Des femmes déplacées d'El-Facher font la queue pour recevoir une aide alimentaire dans un camp de l'État du Nord du Soudan, le 16 novembre 2025. © Marwan Ali, AP
Un nouveau recul de leurs droits et de leur protection. Au moins un million de femmes et de jeunes filles se trouvent privées d'aide depuis janvier 2025, lorsque les coupes budgétaires dans l'aide humanitaire ont commencé à frapper les organisations de femmes intervenant dans les crises, alerte vendredi 10 juillet un rapport de l'ONU Femmes.
Les organisations humanitaires font face à d'importantes coupes dans l'aide internationale, en particulier depuis le retour à la Maison Blanche de Donald Trump l'an dernier. Et ce alors que "quelque 120 millions de femmes et de filles ont besoin d'aide humanitaire", indique l'ONU Femmes.
Ce rapport, qui s'appuie sur les réponses de 855 organisations dirigées par des femmes et organisations de défense des droits des femmes dans 52 pays touchés par des crises et des conflits, révèle que neuf organisations de femmes sur dix "ne sont plus en mesure de satisfaire aux besoins actuels, conséquence de la baisse annuelle la plus importante jamais enregistrée de l'aide publique au développement".
"Les besoins atteignent des niveaux historiques"
"Les organisations de femmes menacées de fermeture se trouvent en première ligne face aux crises humanitaires les plus graves au monde. Dans des pays comme l'Afghanistan, la République démocratique du Congo, le Soudan, le Yémen et Haïti, elles interviennent là où les acteurs internationaux ne peuvent pas le faire et restent sur place bien après que l'attention mondiale s'est tournée vers d'autres sujets", explique dans un communiqué Sofia Calltorp, cheffe de l'action humanitaire à l'ONU Femmes.

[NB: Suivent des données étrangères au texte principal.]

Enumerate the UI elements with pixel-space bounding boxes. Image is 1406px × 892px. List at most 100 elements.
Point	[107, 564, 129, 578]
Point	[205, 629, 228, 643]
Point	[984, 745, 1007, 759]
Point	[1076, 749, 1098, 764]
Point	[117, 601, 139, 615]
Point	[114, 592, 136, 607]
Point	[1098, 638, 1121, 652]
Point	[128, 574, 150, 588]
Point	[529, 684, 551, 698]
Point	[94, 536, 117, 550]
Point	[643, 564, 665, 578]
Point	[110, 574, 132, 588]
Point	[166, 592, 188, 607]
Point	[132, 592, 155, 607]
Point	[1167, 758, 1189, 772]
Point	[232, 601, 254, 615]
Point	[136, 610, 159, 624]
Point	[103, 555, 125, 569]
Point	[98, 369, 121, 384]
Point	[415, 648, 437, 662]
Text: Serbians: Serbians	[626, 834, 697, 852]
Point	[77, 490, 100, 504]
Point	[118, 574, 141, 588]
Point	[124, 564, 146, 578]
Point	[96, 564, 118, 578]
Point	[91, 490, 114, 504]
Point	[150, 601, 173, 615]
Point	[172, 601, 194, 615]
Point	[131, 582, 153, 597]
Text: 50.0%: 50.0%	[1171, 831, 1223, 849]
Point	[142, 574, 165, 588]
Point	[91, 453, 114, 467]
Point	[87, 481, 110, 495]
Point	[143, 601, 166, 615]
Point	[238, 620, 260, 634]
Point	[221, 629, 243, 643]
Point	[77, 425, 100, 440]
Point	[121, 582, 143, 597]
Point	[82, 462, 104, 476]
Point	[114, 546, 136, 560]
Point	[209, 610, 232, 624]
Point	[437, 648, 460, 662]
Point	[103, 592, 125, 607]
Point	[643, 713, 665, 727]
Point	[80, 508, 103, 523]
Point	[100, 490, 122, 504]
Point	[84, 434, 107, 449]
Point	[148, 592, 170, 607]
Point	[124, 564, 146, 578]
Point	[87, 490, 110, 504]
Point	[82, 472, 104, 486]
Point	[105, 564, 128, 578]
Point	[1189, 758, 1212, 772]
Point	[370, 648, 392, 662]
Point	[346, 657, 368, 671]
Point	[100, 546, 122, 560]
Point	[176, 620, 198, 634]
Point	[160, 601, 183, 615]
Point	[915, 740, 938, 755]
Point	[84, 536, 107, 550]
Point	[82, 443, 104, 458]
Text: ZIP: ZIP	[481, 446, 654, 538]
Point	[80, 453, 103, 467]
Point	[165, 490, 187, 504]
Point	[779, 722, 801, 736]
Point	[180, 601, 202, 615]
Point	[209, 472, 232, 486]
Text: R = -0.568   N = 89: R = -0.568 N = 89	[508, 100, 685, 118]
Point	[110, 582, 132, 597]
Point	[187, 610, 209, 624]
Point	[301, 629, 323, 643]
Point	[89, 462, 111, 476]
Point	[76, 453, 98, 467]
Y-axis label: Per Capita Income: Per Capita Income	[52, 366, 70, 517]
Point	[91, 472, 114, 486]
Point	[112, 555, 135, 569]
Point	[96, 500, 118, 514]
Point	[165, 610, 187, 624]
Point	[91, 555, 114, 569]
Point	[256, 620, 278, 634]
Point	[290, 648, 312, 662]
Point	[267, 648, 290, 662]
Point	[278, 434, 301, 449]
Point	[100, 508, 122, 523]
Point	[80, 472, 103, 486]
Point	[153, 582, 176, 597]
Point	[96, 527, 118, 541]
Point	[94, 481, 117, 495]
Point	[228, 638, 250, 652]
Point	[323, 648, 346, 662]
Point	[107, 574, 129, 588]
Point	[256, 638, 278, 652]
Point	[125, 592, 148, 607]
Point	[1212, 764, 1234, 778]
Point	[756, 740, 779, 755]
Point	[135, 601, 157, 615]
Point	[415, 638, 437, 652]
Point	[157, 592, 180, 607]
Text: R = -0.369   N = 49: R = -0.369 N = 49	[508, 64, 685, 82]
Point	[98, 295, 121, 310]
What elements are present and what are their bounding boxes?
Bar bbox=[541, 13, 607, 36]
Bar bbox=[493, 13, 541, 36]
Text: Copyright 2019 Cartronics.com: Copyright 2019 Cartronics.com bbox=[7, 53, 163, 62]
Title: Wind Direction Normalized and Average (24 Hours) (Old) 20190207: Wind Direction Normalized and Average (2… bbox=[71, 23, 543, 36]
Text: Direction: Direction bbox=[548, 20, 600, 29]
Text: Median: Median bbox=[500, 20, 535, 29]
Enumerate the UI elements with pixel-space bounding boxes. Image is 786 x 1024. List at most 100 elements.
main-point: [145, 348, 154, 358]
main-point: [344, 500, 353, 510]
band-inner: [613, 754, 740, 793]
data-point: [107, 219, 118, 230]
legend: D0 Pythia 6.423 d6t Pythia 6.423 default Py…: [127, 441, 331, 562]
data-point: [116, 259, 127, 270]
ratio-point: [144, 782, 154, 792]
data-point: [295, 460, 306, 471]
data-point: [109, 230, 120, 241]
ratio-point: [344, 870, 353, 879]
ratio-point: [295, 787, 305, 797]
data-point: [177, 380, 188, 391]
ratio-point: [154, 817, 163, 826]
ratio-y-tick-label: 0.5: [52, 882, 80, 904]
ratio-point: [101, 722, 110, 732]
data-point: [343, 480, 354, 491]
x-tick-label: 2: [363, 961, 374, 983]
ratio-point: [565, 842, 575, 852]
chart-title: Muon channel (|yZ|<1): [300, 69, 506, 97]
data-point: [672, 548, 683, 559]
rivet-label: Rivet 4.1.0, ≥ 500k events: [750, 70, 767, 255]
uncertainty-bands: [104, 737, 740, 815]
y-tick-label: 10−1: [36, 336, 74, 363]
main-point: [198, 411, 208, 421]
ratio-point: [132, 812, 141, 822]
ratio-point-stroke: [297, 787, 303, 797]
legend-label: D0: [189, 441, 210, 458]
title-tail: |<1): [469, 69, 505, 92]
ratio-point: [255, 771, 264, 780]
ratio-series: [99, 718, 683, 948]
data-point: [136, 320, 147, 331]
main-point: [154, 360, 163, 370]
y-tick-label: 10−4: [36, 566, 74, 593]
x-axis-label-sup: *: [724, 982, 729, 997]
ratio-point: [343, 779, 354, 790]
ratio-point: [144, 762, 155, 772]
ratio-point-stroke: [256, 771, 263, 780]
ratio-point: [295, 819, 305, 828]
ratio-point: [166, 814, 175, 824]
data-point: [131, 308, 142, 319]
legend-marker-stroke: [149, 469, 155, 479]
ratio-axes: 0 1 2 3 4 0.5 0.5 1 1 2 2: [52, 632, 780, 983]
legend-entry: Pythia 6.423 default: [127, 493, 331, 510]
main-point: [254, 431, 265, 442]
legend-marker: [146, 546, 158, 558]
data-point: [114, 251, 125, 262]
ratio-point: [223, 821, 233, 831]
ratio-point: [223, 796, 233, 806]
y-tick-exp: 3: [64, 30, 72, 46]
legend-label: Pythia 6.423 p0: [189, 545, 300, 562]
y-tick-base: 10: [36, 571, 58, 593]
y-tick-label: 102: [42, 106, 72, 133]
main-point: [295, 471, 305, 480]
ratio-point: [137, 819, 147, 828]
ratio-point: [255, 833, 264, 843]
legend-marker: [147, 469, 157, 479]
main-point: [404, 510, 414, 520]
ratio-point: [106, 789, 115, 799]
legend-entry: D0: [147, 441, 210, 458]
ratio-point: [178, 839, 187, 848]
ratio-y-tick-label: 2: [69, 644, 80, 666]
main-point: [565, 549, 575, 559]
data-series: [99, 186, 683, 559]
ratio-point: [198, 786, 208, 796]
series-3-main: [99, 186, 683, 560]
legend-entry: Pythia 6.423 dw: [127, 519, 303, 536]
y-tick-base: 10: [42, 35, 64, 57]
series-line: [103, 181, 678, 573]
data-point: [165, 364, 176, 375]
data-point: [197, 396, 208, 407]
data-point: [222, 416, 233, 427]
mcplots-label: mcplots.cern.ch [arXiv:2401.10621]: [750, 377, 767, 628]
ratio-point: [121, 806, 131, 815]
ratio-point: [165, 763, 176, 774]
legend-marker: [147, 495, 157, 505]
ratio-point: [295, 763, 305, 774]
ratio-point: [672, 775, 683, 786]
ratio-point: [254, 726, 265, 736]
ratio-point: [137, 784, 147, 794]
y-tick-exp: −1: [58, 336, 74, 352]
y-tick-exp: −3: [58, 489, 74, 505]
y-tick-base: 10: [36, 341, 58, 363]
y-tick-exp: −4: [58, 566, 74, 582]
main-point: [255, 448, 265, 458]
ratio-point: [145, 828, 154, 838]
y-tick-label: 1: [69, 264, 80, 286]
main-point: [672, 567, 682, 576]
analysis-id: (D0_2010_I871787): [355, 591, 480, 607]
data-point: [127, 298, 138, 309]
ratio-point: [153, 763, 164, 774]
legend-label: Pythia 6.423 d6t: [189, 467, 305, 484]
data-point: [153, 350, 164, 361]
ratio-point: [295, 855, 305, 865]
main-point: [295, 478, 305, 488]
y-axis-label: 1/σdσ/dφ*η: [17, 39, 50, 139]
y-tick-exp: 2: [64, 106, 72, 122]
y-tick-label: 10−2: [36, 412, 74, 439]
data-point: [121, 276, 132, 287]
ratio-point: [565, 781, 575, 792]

"Chaque dollar retiré aux organisations de femmes est un dollar retiré aux victimes de violences sexuelles liées aux conflits, aux mères déplacées, aux filles contraintes de quitter l'école et aux communautés qui luttent pour survivre", ajoute-t-elle, alors que, selon le rapport, "les besoins atteignent des niveaux historiques".
Ainsi, 65 % des organisations dirigées par des femmes indiquent que leur personnel travaille sans rémunération afin d'assurer la continuité des services, tandis que près de la moitié font état d'une augmentation de l'épuisement professionnel parmi leurs équipes.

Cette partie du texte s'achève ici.